Accidents in India by month (2001-2014) dataset. You will need to carefully import this data but it’s a good starting point for analyzing and extracting any patterns, if you can.
Traffic Data. Unfortunately there’s no single resource that contains the traffic data for India. Thankfully there are simple ways to get it. You can head over to Google Maps and export the data in a jiffy. Check out this article which explains how to do it. Once you download it, you can get to analyzing where the traffic jams regularly occur, at what time that happens, and can come up with ways to mitigate it. The possibilities are vast and making your city a smart one is now in your hands!
Air Pollution Levels
Anyone with access to news will be aware how bad the air pollution levels are in certain parts on India. It is beyond the “out of hand” stage. Despite taking precautions and trying out different measures, the pollution level has not really come down to a manageable state.
According to a WHO report from 2016, 11 of the top 12 most polluted cities come from India (Kanpur leads the way). The Environment Performance Index ranked India 141 out of 180 nations. All this is to say that the problem is grave, and we need a permanent solution to this in double-quick time.
Variables like crop burning, pollution from vehicles, industry fuel and biomass burning, etc. are major contributors to the alarming rise in air pollution. While there have been recent studies done using data science on the topic, none have so far been able to bring down the numbers.
Air Quality Data for India. This contains historical data on India’s air pollution levels and has spawned many a projects. It’s a brilliant starting point for anyone looking to work with this kind of data.
Daily Ambient Air Quality Data. Coming from the Government itself, this is a location wise dataset measuring the air quality in 2015. You can also check out their entire catalog on air pollution here if you so wish. It’s a little unstructured so patience is key!
Air Quality Info Site.
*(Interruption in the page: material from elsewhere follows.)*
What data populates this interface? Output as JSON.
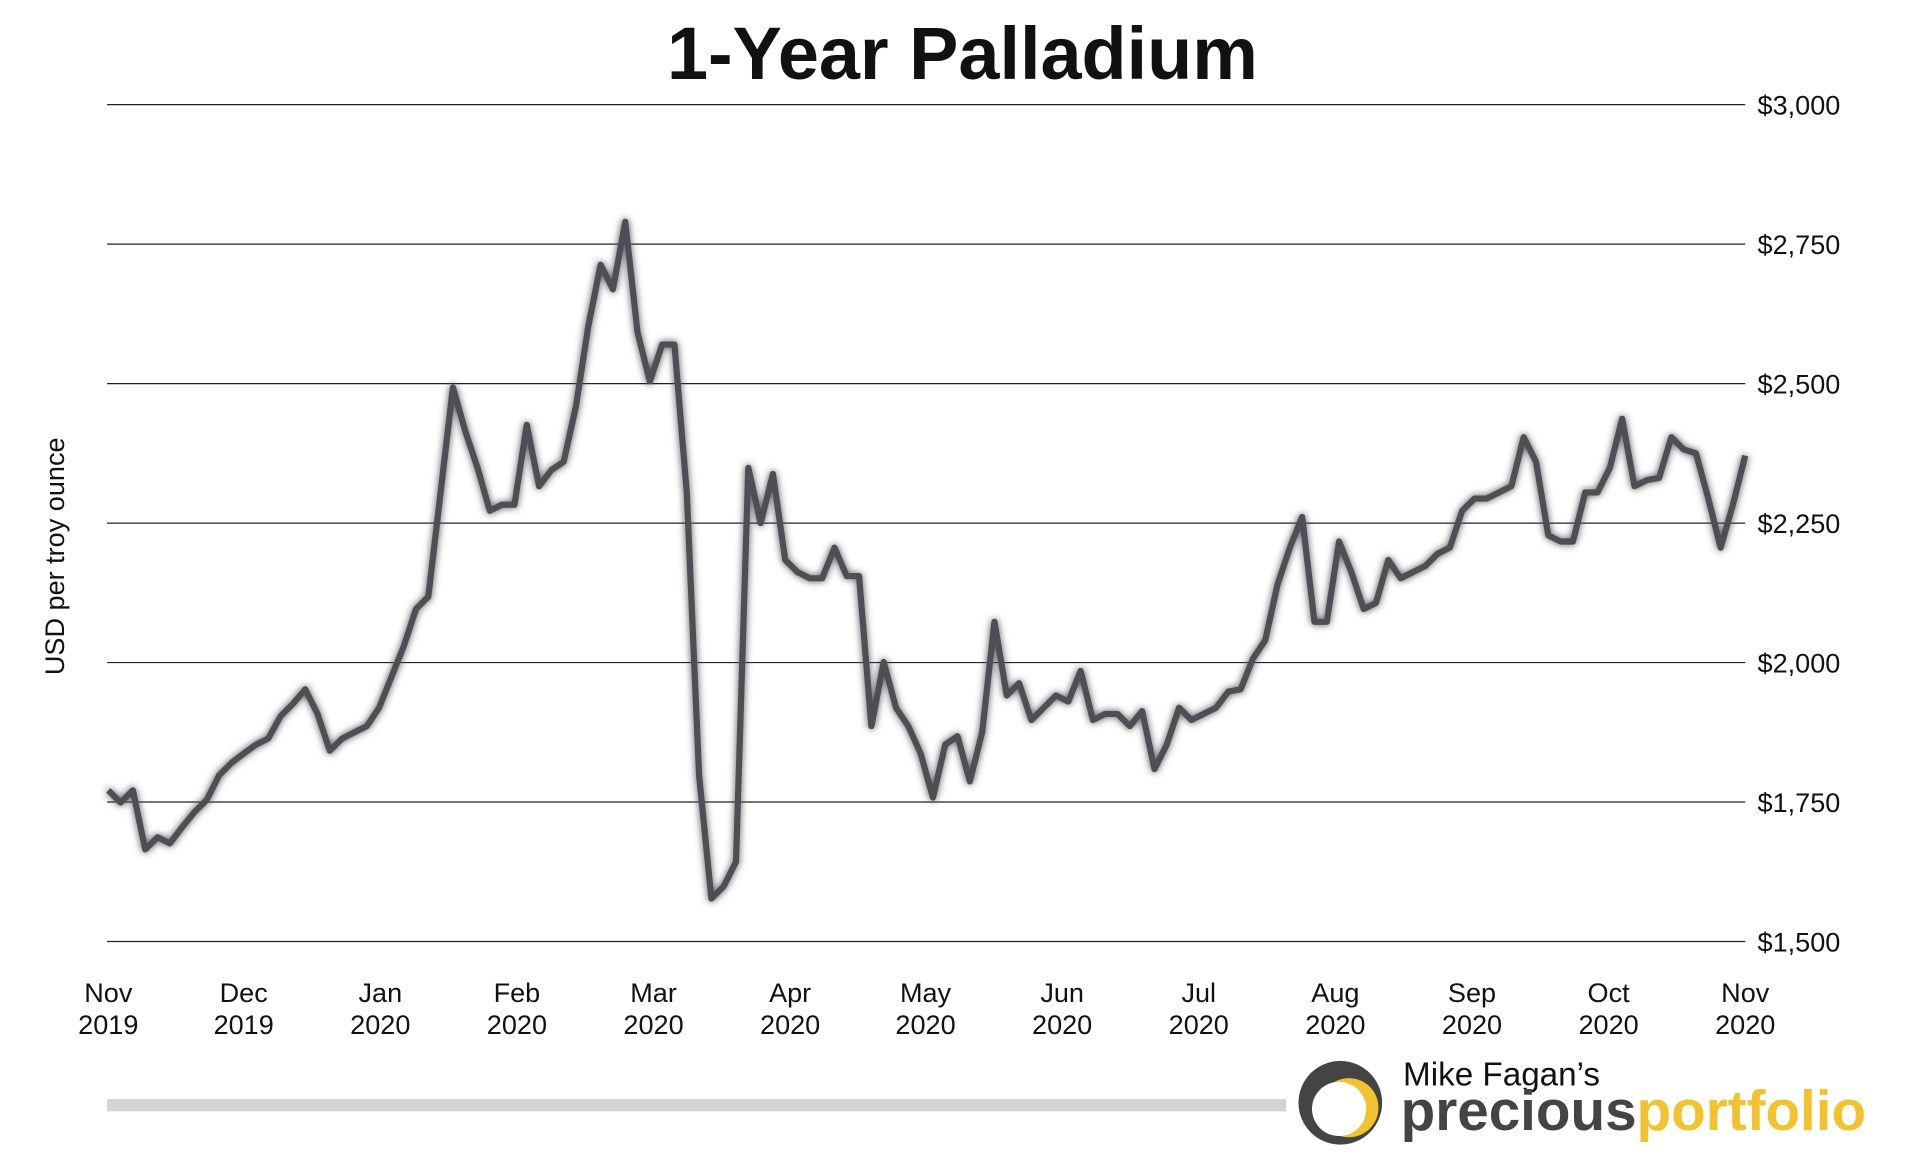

A really cool website displaying the different statistics associated with air quality indices in India. It has forecasts for daily, monthly, and hourly numbers. Bookmark this site!
The resources I have mentioned here are enough to get you started in each sector. There are other datasets and resources out there which you can get your hands on to practice more. There are government sites where you can request more data, if required.
There is so much scope for improving each of these sectors with the help of data science. I’m looking forward to our community making a huge impact (in a positive way of course!) soon! If there are any other datasets you are aware of and want to share with the community, please feel free to do so in the comments section below.